Science, Mathematics and Education

Mathematics is called the Queen of Science. But mathematics is still an empirical science. Historically, the thought-based development of mathematics begins began with synthetic (coordinate-free) drawings in geometry to arrive at conclusions with the aid of axioms (assumed patterns). But the empirical limitations of the latter path, the use of drawings, appear in diagrams whose faults are only explained with the aid of analytic geometry, the use of coordinates. That use turns the development historical development of mathematics upside down. Synthetic geometry is now replaced by coordinate-based geometry - models in drawings are codified or represented by points and sets of points, models in which the properties of real numbers are now employed to arrive at conclusions. None the less, the empirical nature of pure mathematics stems in the origins of its axioms - assumed patterns which are not given, they are chosen. Here they are chosen to avoid inconsistencies met in previous attempts to provide a consistent thought based development of mathematics from axioms for real numbers - more precisely assumptions about sets that give a model of mathematics in which real numbers are represented or codified. Thus mathematics itself has an empirical origin, albeit one sufficient to imply repeatable and reproducible, and hence verifiable deductive chains of reason.

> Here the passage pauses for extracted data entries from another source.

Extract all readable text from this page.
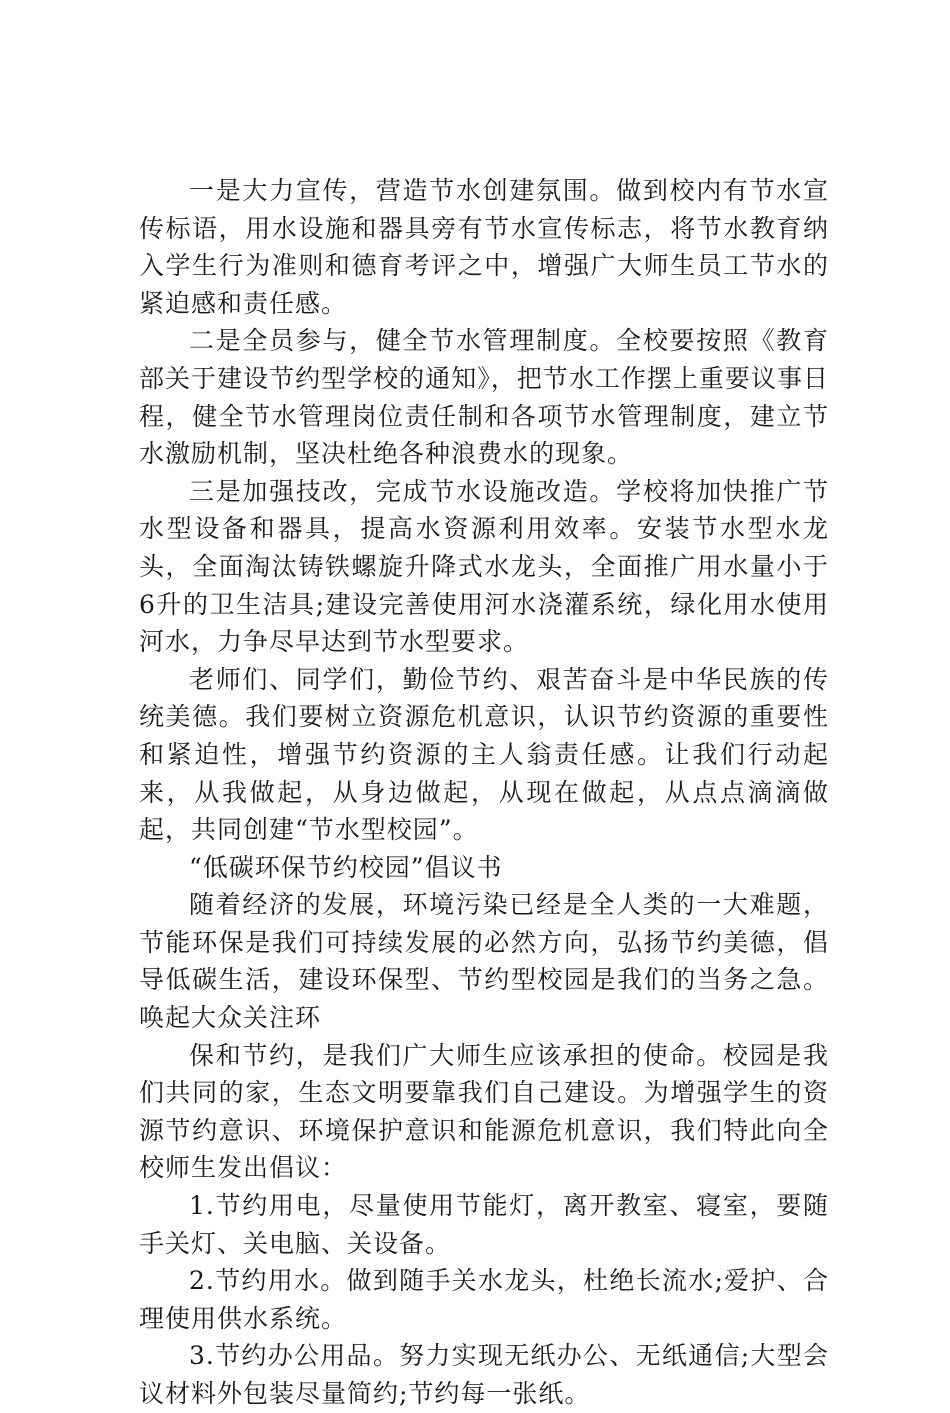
一是大力宣传，营造节水创建氛围。做到校内有节水宣传标语，用水设施和器具旁有节水宣传标志，将节水教育纳入学生行为准则和德育考评之中，增强广大师生员工节水的紧迫感和责任感。

二是全员参与，健全节水管理制度。全校要按照《教育部关于建设节约型学校的通知》，把节水工作摆上重要议事日程，健全节水管理岗位责任制和各项节水管理制度，建立节水激励机制，坚决杜绝各种浪费水的现象。

三是加强技改，完成节水设施改造。学校将加快推广节水型设备和器具，提高水资源利用效率。安装节水型水龙头，全面淘汰铸铁螺旋升降式水龙头，全面推广用水量小于6升的卫生洁具;建设完善使用河水浇灌系统，绿化用水使用河水，力争尽早达到节水型要求。

老师们、同学们，勤俭节约、艰苦奋斗是中华民族的传统美德。我们要树立资源危机意识，认识节约资源的重要性和紧迫性，增强节约资源的主人翁责任感。让我们行动起来，从我做起，从身边做起，从现在做起，从点点滴滴做起，共同创建“节水型校园”。

“低碳环保节约校园”倡议书

随着经济的发展，环境污染已经是全人类的一大难题，节能环保是我们可持续发展的必然方向，弘扬节约美德，倡导低碳生活，建设环保型、节约型校园是我们的当务之急。唤起大众关注环

保和节约，是我们广大师生应该承担的使命。校园是我们共同的家，生态文明要靠我们自己建设。为增强学生的资源节约意识、环境保护意识和能源危机意识，我们特此向全校师生发出倡议：

1.节约用电，尽量使用节能灯，离开教室、寝室，要随手关灯、关电脑、关设备。

2.节约用水。做到随手关水龙头，杜绝长流水;爱护、合理使用供水系统。

3.节约办公用品。努力实现无纸办公、无纸通信;大型会议材料外包装尽量简约;节约每一张纸。
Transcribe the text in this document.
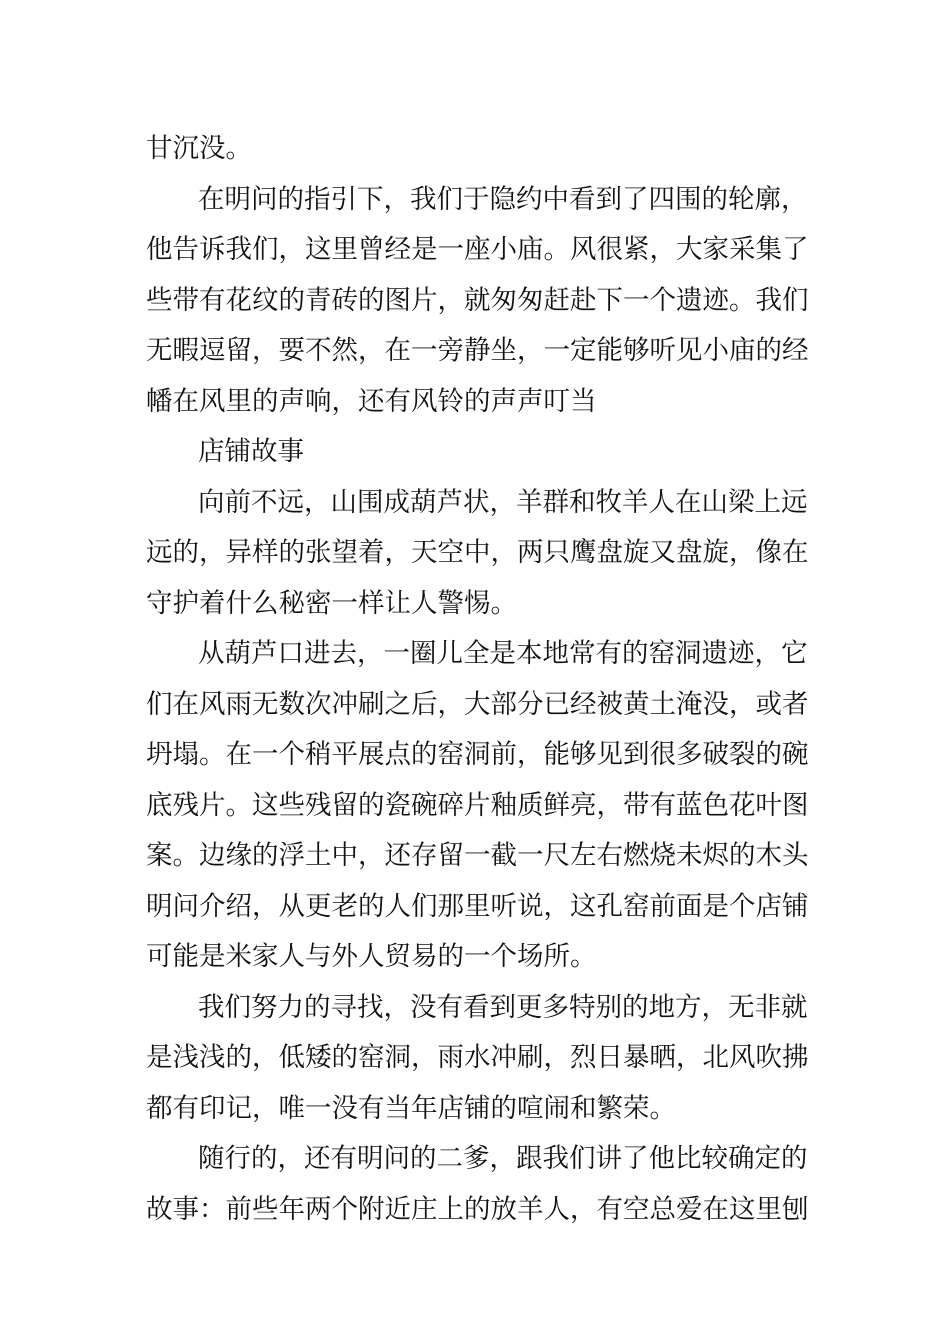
甘沉没。
在明问的指引下，我们于隐约中看到了四围的轮廓，
他告诉我们，这里曾经是一座小庙。风很紧，大家采集了
些带有花纹的青砖的图片，就匆匆赶赴下一个遗迹。我们
无暇逗留，要不然，在一旁静坐，一定能够听见小庙的经
幡在风里的声响，还有风铃的声声叮当
店铺故事
向前不远，山围成葫芦状，羊群和牧羊人在山梁上远
远的，异样的张望着，天空中，两只鹰盘旋又盘旋，像在
守护着什么秘密一样让人警惕。
从葫芦口进去，一圈儿全是本地常有的窑洞遗迹，它
们在风雨无数次冲刷之后，大部分已经被黄土淹没，或者
坍塌。在一个稍平展点的窑洞前，能够见到很多破裂的碗
底残片。这些残留的瓷碗碎片釉质鲜亮，带有蓝色花叶图
案。边缘的浮土中，还存留一截一尺左右燃烧未烬的木头
明问介绍，从更老的人们那里听说，这孔窑前面是个店铺
可能是米家人与外人贸易的一个场所。
我们努力的寻找，没有看到更多特别的地方，无非就
是浅浅的，低矮的窑洞，雨水冲刷，烈日暴晒，北风吹拂
都有印记，唯一没有当年店铺的喧闹和繁荣。
随行的，还有明问的二爹，跟我们讲了他比较确定的
故事：前些年两个附近庄上的放羊人，有空总爱在这里刨
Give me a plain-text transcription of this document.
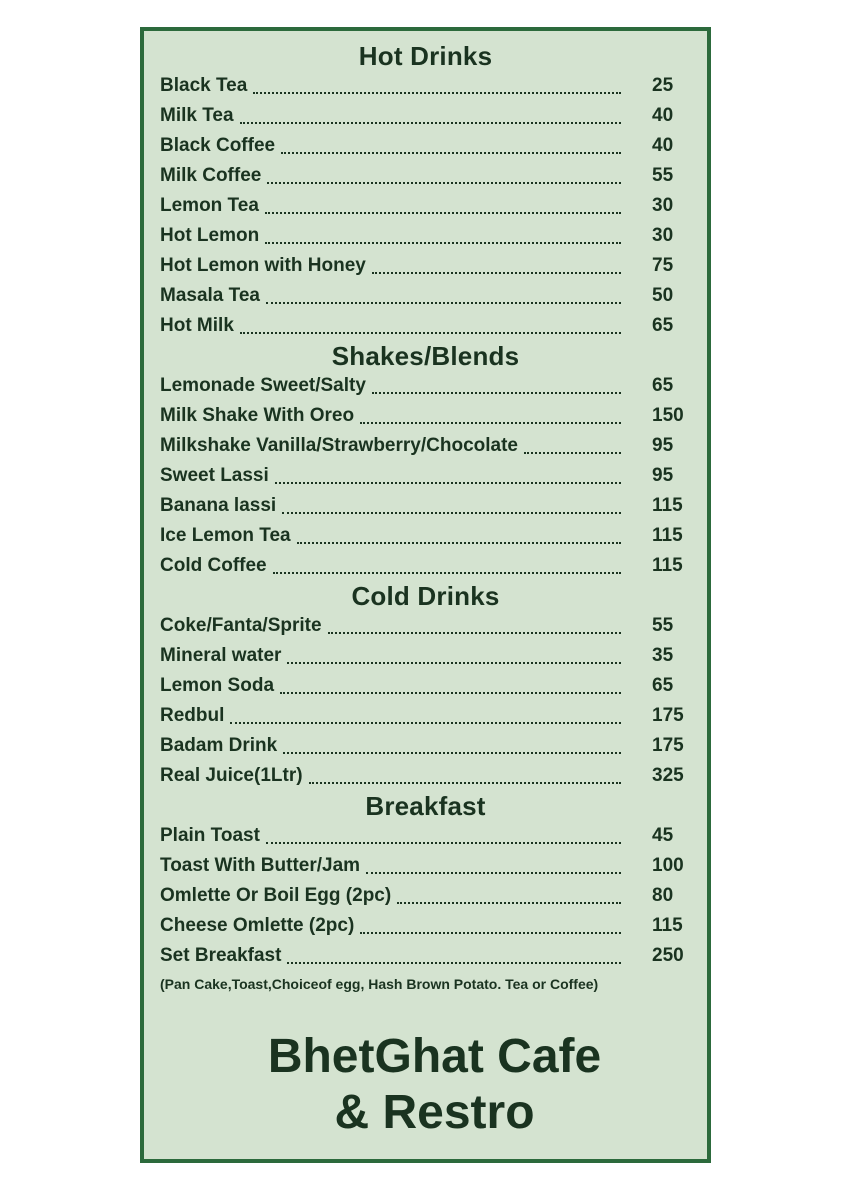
Hot Drinks
Black Tea	25
Milk Tea	40
Black Coffee	40
Milk Coffee	55
Lemon Tea	30
Hot Lemon	30
Hot Lemon with Honey	75
Masala Tea	50
Hot Milk	65
Shakes/Blends
Lemonade Sweet/Salty	65
Milk Shake With Oreo	150
Milkshake Vanilla/Strawberry/Chocolate	95
Sweet Lassi	95
Banana lassi	115
Ice Lemon Tea	115
Cold Coffee	115
Cold Drinks
Coke/Fanta/Sprite	55
Mineral water	35
Lemon Soda	65
Redbul	175
Badam Drink	175
Real Juice(1Ltr)	325
Breakfast
Plain Toast	45
Toast With Butter/Jam	100
Omlette Or Boil Egg (2pc)	80
Cheese Omlette (2pc)	115
Set Breakfast	250
(Pan Cake,Toast,Choiceof egg, Hash Brown Potato. Tea or Coffee)
BhetGhat Cafe
& Restro
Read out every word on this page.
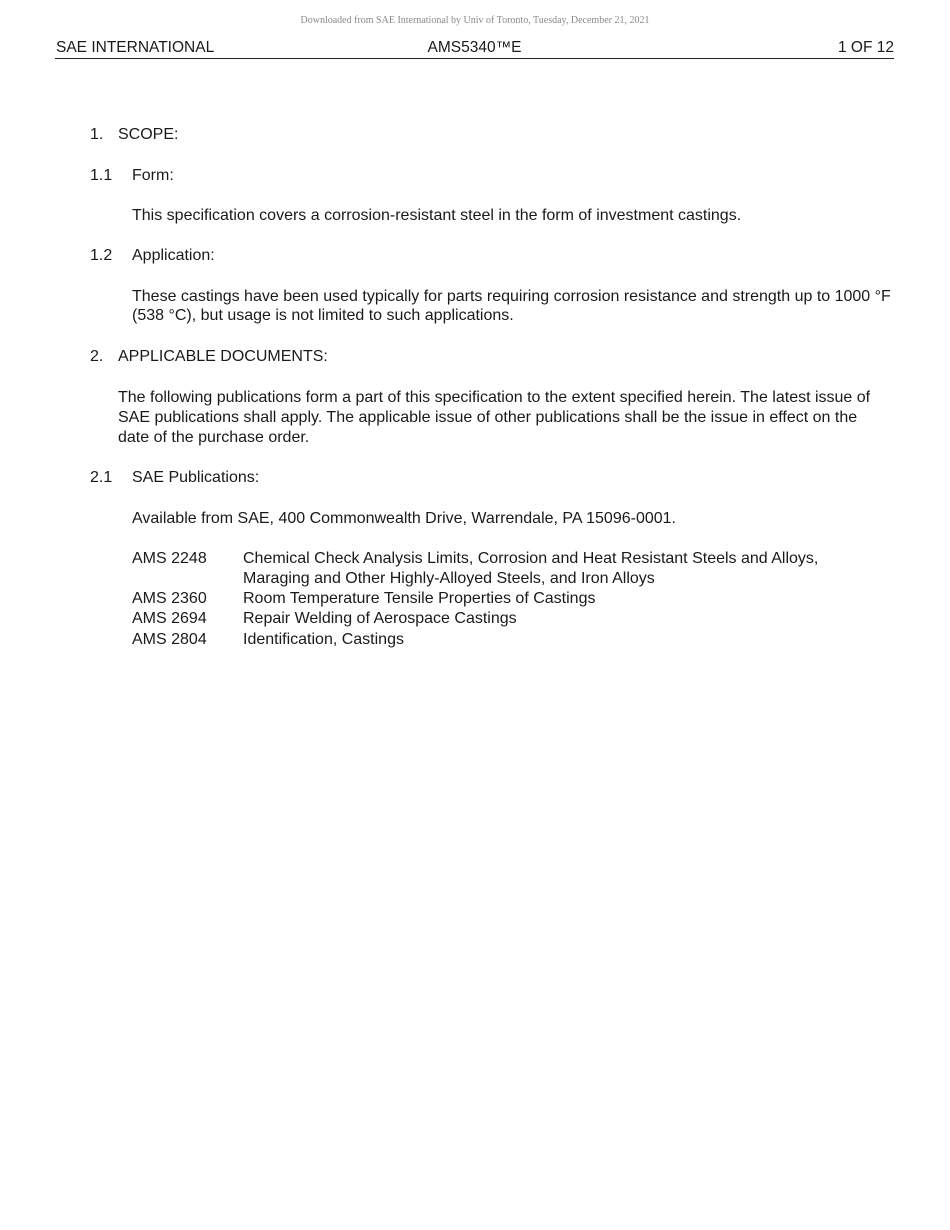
Downloaded from SAE International by Univ of Toronto, Tuesday, December 21, 2021
SAE INTERNATIONAL	AMS5340™E	1 OF 12
1. SCOPE:
1.1 Form:
This specification covers a corrosion-resistant steel in the form of investment castings.
1.2 Application:
These castings have been used typically for parts requiring corrosion resistance and strength up to 1000 °F (538 °C), but usage is not limited to such applications.
2. APPLICABLE DOCUMENTS:
The following publications form a part of this specification to the extent specified herein. The latest issue of SAE publications shall apply. The applicable issue of other publications shall be the issue in effect on the date of the purchase order.
2.1 SAE Publications:
Available from SAE, 400 Commonwealth Drive, Warrendale, PA 15096-0001.
AMS 2248 Chemical Check Analysis Limits, Corrosion and Heat Resistant Steels and Alloys, Maraging and Other Highly-Alloyed Steels, and Iron Alloys
AMS 2360 Room Temperature Tensile Properties of Castings
AMS 2694 Repair Welding of Aerospace Castings
AMS 2804 Identification, Castings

Hypothesis (Conjecture) Testing in mathematics: In a mathematics theory or model based on axioms (assumed patterns), we test of an statement or assertion by looking for a proof, that is, a deductive chain of reason starting with and only involving previously tested or proven deductive consequences of the axioms (assumed patterns). If a valid proof is found, the statement is considered to be tested and hence proven. That is subject to the comments above about works of fiction and non-fiction, consistent or otherwise.